«Лососина» небывалой свежести
«Лососина» небывалой свежести
В первый же день нашего прибытия на 2-й лагпункт Каргопольлага — в дальнейшем я буду называть его наш лагпункт — нас, вновь прибывших в карантин, вместе со всеми уже находившимися там его обитателями, ведут на обед. «Старожилы» предупредили нас о том, что лагерная столовая на ремонте и поэтому нас будут кормить в полевых условиях. И действительно, «старожилы» привели нас на большую площадку, на которой стояли две полевые военные кухни. Вокруг них и наскоро сколоченных деревянных столов толпились зеки с мисками и ложками в руках. Нам, вновь прибывшим, миски и ложки были выданы еще в карантине. К кухням обедающие подходили по бригадам. Из котла одной кухни наливали в миски суп, из котла другой — съевшим свой суп накладывали второе блюдо. Я обратил внимание на то, что некоторые зеки подходили к второй кухне с миской несъеденного супа и порцию второго блюда им клали прямо в суп. Оба блюда вполне умещались в миске. Над поляной пахло чем-то сытным, и мне, после десяти месяцев тюремного пайка и нескольких суток питания сухим пайком (хлеб и селедка) в «Столыпине», есть очень хотелось. То ли поэтому, то ли из интереса к новому, никогда, даже на фронте не случавшемуся варианту обеда, я, как и некоторые другие, получив суп, тотчас пошел за вторым. В мою миску, разбрызгав часть супа, плюхнулся довольно большой кусок рыбы. «Какой большой! Вот здорово! Черт с ним с разбрызганным супом!» — подумал я. Выхлебав прямо из миски оставшиеся в ней довольно жидкие кислые щи, я принялся разглядывать большой, красивый, розовый, невероятно аппетитный кусок рыбы, лежавший в моей миске. «Не то осетрина, не то лососина, — подумал я. — Ничего себе, кормят в лагерях!

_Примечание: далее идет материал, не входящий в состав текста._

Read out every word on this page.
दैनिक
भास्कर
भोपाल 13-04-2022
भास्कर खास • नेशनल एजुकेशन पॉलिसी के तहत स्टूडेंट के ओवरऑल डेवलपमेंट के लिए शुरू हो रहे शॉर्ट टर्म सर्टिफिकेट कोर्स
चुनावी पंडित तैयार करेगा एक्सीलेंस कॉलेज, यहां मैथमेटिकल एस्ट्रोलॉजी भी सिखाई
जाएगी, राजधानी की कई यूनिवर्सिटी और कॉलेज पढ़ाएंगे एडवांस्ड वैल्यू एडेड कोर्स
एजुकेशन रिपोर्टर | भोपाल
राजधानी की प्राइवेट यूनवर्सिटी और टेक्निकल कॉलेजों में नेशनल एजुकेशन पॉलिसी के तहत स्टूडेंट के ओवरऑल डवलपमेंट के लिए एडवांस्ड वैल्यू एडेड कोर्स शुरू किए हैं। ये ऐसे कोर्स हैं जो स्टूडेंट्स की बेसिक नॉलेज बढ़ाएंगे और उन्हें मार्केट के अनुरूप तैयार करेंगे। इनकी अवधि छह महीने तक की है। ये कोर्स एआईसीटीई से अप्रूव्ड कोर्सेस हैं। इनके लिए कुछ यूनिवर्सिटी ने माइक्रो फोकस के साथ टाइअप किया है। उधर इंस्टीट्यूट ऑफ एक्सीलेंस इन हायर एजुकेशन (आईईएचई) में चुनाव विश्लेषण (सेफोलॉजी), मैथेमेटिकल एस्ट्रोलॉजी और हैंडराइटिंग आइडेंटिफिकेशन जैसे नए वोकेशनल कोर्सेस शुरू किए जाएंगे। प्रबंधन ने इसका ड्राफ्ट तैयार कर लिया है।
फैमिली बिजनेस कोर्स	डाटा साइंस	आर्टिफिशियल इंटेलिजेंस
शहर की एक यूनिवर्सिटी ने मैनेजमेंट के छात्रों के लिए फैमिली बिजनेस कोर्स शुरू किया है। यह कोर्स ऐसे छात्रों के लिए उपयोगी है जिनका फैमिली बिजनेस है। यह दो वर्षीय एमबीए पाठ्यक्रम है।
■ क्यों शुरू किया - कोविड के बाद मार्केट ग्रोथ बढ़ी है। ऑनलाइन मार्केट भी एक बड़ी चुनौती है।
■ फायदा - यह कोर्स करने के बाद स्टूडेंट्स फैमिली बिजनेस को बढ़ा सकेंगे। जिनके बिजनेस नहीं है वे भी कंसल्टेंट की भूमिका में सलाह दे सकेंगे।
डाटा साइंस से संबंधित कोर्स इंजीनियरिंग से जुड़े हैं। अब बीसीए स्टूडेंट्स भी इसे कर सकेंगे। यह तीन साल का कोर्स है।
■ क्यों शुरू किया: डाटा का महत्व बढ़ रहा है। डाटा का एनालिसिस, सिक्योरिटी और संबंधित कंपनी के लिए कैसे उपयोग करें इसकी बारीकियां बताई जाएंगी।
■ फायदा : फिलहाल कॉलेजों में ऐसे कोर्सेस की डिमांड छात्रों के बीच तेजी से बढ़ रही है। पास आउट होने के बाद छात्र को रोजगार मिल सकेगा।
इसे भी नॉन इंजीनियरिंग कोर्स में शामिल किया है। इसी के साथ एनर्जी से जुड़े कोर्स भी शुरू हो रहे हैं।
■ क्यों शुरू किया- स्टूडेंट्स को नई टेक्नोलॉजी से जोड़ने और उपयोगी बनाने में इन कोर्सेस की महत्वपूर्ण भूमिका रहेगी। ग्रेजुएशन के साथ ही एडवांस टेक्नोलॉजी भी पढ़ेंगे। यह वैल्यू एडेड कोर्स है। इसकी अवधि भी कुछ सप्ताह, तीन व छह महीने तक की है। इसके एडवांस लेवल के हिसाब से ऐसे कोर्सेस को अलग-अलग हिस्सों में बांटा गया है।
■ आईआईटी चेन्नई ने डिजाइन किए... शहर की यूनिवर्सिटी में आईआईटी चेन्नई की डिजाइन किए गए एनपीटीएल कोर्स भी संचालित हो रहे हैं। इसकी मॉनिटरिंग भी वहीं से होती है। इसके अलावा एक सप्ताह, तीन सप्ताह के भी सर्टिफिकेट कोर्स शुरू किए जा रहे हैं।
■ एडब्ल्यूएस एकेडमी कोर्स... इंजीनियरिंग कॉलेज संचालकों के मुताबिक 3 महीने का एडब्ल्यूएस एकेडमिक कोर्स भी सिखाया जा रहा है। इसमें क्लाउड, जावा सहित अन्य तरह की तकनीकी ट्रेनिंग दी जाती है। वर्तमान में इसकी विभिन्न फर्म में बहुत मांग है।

А я ожидал, что здесь голоднее, чем в тюрьме».
— Как вы думаете, это лососина или осетрина? — спросил я у стоявшего рядом со мной соседа по дощатому неструганому столу — человека небольшого роста, одетого почему-то в военную плащ-палатку. Он окинул меня весьма ироничным взглядом.
— Это такая же осетрина, как вся эта «едальня» — ресторан «Националь».
По названию ресторана, которое выбрал мой собеседник, я понял, что он москвич, и, как потом выяснилось, не ошибся.
— Это акула, — продолжил стоявший рядом со мной невысокий человек в плащ-палатке, доедавший свой суп.
— Акула?! — воскликнул я и резко отодвинул от себя миску. — Разве люди едят акул? До сих пор акулы ели людей.
— Чем скорее позабудете, что было до сих пор, тем легче вам будете здесь жить дальше. А что касается акульего мяса, не стоит от него отказываться. Ешьте. И полезно, и сытно. Еще приятно будет вспомнить свое раннее детство.
При чем здесь мое детство, я не понял, но спросить об этом уже не смог, так как мой собеседник отошел за своей порцией акулы, а, отойдя от кухни, не вернулся к нашему столу, заговорив с каким-то другим зеком.
Делать было нечего. Выпитый мною суп, голод, естественно, не утолил. Я пододвинул к себе миску, взял в руку кусок акулы и надкусил его. Тут я и понял, почему мой собеседник сказал, что мне предстоит вспомнить свое раннее детство. Весь мой рот наполнился рыбьим жиром, тем самым рыбьим жиром, который меня всегда, то насильно, то с уговорами, то с обещаниями новых игрушек, принуждали поглощать. Потом, когда я подрос и вливать в меня рыбий жир перестали, я, само собой разумеется, думал, что расстался с эти продуктом навсегда. И вот на тебе! Такая неожиданная встреча.
Кусок акульего мяса я, конечно, съел и почувствовал долгожданное чувство сытости.
А с моим собеседником я потом познакомился поближе. Им оказался ставший через много лет всемирно знаменитым по весьма печальному поводу Ян Рокотов. Но это была уже совсем другая история. А пока что мне предстояло просидеть вместе с ним на нашем 2-м лагпункте «добрых» четыре года.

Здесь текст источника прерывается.